One reason for using the cardboard letters for younger children is that the brain regions handling bodily movement are much more advanced, and thus provide more context which (as stated earlier) helps in memorization.

But I suspect the main reason for using the sandpaper letters is because it is way more interesting for the children to have something with tactile feedback, instead of just looking at a flat card.


Probably not really about word recognition, but about being an agent in the world. Reading is fundamentally a passive experience. The best reader in the world may as well be Stephen Hawking.

From my understanding, Montessori is more about doing + engagement than passive learning, and the emphasis on writing would be a way to express those values.


I never gave it much thought, but I am currently teaching my 3-year-old to write letters first because I think the recognition and muscle memory with the letters would help with stringing the letters together later.

It might be pedagogically novel, but I'm confident lots of people learn this way, at least for alphabet-based languages.


I know it's not your point, but learning to write by tracing at age 3 doesn't sound anything like the actual teachings of Maria Montessori. The whole point is child directed learning, and having kids at 3 trace things sounds pretty anti-ethical towards that.

Most of this stuff is parent directed because they want little Johnny to be brilliant, but afaik goes against pretty much all early childhood development research.


Give charity to the idea. Odds are high they had a ton of tracing stations available, and the kids that gravitated to it, used it. That is, the idea is to enable learning by availability of opportunities and encouragement.

So, no. This doesn't go against any research. Unless you frame it in the most uncharitable way that you can.


Yes exactly. The children at that age in a “Casa” classroom cycle through self-chosen activities every day and may not choose the same activities consistently. If a child is observed to be avoiding a particular learning activity over a period of time, it’s the role of the teacher (director/directress) to nudge the child back to that activity and understand why they might be avoiding it.

Plus given there are three years worth of children in the same class, seeing the “senior” children operate at the higher levels of activities helps with incentive for the younger children who want to emulate them.

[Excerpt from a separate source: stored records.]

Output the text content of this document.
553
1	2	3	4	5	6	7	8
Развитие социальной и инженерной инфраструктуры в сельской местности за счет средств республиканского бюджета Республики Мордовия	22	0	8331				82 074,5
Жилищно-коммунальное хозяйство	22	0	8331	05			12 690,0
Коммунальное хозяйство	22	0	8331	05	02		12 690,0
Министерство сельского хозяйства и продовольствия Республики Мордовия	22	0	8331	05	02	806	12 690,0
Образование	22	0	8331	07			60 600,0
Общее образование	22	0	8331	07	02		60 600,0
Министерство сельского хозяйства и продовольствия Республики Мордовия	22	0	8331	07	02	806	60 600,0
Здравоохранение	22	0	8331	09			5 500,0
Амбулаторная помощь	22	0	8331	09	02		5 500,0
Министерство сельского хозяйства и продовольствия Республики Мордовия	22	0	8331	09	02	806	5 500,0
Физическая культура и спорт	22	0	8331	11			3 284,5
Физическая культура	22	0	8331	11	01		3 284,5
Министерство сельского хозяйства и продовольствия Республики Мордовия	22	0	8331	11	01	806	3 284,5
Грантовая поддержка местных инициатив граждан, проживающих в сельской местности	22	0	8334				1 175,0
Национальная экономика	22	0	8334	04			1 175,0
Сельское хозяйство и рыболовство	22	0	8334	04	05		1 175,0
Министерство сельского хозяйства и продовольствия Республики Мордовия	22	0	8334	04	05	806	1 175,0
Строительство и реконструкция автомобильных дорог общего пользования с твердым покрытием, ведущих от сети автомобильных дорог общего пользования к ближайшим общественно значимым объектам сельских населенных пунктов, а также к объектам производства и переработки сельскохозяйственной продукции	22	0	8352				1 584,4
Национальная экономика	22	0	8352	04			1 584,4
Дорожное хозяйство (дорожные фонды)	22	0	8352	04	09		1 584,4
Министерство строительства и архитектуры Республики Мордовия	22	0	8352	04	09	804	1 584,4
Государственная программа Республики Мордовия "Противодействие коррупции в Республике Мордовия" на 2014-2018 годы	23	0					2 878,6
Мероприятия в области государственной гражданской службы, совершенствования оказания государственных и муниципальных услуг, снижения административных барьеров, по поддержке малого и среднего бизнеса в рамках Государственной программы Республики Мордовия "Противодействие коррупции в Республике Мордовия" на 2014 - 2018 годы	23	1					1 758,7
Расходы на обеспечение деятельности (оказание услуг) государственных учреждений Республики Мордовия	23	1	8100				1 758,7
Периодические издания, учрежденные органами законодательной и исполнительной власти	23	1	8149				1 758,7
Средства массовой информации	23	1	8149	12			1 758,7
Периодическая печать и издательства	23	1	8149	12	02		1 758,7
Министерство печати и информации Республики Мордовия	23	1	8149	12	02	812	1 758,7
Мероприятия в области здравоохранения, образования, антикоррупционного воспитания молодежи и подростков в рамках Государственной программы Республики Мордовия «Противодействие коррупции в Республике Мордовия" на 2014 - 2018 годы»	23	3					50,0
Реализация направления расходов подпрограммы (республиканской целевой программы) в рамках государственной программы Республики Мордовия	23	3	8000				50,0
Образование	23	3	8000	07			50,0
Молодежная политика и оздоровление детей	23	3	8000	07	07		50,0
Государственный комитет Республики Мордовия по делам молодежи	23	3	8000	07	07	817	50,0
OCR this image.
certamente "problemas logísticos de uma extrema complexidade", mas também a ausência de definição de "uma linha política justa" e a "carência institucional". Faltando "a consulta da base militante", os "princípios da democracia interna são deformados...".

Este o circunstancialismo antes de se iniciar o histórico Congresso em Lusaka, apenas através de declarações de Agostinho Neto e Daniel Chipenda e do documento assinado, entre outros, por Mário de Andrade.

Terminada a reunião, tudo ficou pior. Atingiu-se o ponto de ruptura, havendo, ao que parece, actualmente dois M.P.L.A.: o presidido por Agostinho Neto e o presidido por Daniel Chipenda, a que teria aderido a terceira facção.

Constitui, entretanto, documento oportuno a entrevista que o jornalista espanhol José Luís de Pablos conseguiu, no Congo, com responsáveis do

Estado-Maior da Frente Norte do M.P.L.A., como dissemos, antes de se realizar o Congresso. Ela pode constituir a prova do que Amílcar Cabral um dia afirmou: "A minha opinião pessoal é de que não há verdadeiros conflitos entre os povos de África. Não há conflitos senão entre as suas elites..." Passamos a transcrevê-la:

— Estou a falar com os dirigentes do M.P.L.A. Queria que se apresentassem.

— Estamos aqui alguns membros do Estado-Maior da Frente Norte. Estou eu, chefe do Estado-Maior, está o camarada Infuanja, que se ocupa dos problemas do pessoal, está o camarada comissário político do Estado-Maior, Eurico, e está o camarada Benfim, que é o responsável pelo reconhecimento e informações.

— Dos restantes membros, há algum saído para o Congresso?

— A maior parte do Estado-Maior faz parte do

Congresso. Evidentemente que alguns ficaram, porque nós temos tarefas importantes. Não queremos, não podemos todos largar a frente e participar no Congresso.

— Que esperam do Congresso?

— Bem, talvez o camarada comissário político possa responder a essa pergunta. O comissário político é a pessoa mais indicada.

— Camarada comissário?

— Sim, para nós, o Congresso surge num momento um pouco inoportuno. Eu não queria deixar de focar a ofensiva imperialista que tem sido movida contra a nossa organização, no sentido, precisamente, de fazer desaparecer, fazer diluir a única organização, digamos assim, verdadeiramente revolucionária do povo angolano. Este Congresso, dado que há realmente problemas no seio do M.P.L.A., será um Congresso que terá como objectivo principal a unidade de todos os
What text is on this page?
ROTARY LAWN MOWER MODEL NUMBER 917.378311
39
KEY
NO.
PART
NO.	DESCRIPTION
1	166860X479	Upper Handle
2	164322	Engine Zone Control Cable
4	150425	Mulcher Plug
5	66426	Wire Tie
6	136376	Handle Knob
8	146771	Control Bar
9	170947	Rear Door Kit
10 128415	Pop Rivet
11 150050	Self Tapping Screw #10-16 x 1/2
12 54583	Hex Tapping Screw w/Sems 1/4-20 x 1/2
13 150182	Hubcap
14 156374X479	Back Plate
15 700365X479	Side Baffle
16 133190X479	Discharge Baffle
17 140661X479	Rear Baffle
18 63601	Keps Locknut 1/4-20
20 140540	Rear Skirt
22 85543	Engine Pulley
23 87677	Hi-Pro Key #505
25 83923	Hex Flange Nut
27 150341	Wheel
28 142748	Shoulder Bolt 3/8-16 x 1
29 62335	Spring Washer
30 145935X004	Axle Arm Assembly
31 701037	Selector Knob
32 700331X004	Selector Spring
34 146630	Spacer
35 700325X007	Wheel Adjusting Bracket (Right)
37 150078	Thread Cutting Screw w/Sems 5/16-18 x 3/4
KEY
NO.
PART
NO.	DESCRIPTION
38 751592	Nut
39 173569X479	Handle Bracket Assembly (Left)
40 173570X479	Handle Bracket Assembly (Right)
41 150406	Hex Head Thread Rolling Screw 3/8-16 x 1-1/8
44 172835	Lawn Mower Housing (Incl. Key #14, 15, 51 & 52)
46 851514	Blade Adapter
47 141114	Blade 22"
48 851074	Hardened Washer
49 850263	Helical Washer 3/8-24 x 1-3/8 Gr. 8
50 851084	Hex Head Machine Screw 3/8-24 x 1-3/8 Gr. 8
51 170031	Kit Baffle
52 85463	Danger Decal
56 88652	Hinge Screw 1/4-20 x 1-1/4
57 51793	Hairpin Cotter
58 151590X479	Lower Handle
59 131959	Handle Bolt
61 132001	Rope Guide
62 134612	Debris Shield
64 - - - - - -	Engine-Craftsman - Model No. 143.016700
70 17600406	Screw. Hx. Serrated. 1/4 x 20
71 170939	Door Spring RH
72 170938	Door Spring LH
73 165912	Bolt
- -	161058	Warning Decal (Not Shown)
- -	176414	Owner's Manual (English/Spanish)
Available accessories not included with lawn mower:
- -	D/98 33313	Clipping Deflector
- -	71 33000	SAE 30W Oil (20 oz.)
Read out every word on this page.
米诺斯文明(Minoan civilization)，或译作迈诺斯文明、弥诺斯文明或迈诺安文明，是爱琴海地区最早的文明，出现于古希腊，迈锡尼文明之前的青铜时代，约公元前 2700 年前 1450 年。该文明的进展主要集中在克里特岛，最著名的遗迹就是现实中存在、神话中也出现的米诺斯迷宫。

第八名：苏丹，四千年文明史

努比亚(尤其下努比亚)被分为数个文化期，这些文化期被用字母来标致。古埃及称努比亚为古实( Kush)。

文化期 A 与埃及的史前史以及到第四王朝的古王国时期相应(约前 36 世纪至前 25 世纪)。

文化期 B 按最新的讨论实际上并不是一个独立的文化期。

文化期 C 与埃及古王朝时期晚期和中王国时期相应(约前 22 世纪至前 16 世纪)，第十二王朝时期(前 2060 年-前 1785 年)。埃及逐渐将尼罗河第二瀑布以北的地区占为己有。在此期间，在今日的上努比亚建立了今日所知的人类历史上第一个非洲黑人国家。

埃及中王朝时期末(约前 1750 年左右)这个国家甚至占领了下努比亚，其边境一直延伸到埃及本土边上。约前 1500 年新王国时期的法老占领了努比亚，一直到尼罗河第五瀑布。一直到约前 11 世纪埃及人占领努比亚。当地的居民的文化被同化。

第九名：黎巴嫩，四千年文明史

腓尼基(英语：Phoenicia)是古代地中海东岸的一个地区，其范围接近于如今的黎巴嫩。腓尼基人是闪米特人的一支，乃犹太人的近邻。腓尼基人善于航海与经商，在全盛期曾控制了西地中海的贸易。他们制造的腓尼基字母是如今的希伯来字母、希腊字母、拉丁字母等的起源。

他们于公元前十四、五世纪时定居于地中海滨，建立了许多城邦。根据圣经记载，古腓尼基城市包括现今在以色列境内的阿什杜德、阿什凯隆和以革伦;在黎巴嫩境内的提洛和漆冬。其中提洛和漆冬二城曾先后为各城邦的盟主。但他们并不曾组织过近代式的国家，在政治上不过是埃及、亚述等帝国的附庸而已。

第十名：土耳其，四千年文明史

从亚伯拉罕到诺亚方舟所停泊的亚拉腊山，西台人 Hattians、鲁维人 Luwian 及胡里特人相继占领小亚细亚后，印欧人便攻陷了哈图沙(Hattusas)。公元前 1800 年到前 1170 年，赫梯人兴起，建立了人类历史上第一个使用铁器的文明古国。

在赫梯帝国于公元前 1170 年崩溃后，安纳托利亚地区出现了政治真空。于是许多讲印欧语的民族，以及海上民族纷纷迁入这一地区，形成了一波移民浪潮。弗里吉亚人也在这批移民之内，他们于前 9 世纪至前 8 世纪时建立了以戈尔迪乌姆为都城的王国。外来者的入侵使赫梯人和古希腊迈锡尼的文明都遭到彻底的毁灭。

That said, anyone can open a “Montessori school” and not adhere to any particular Montessori pedagogy. I’d argue the schools with the purest interpretations of Maria Montessori’s teachings are often just as problematic as those who are Montessori in name only. There are two tribes in Montessori: AMS (purists)and AMI (more flexible).

Thankfully the school my daughter attended was AMI and I watched the school adapt their methods to children who needed more structure than classical Montessori advises. Ultimately, it’s not for everyone.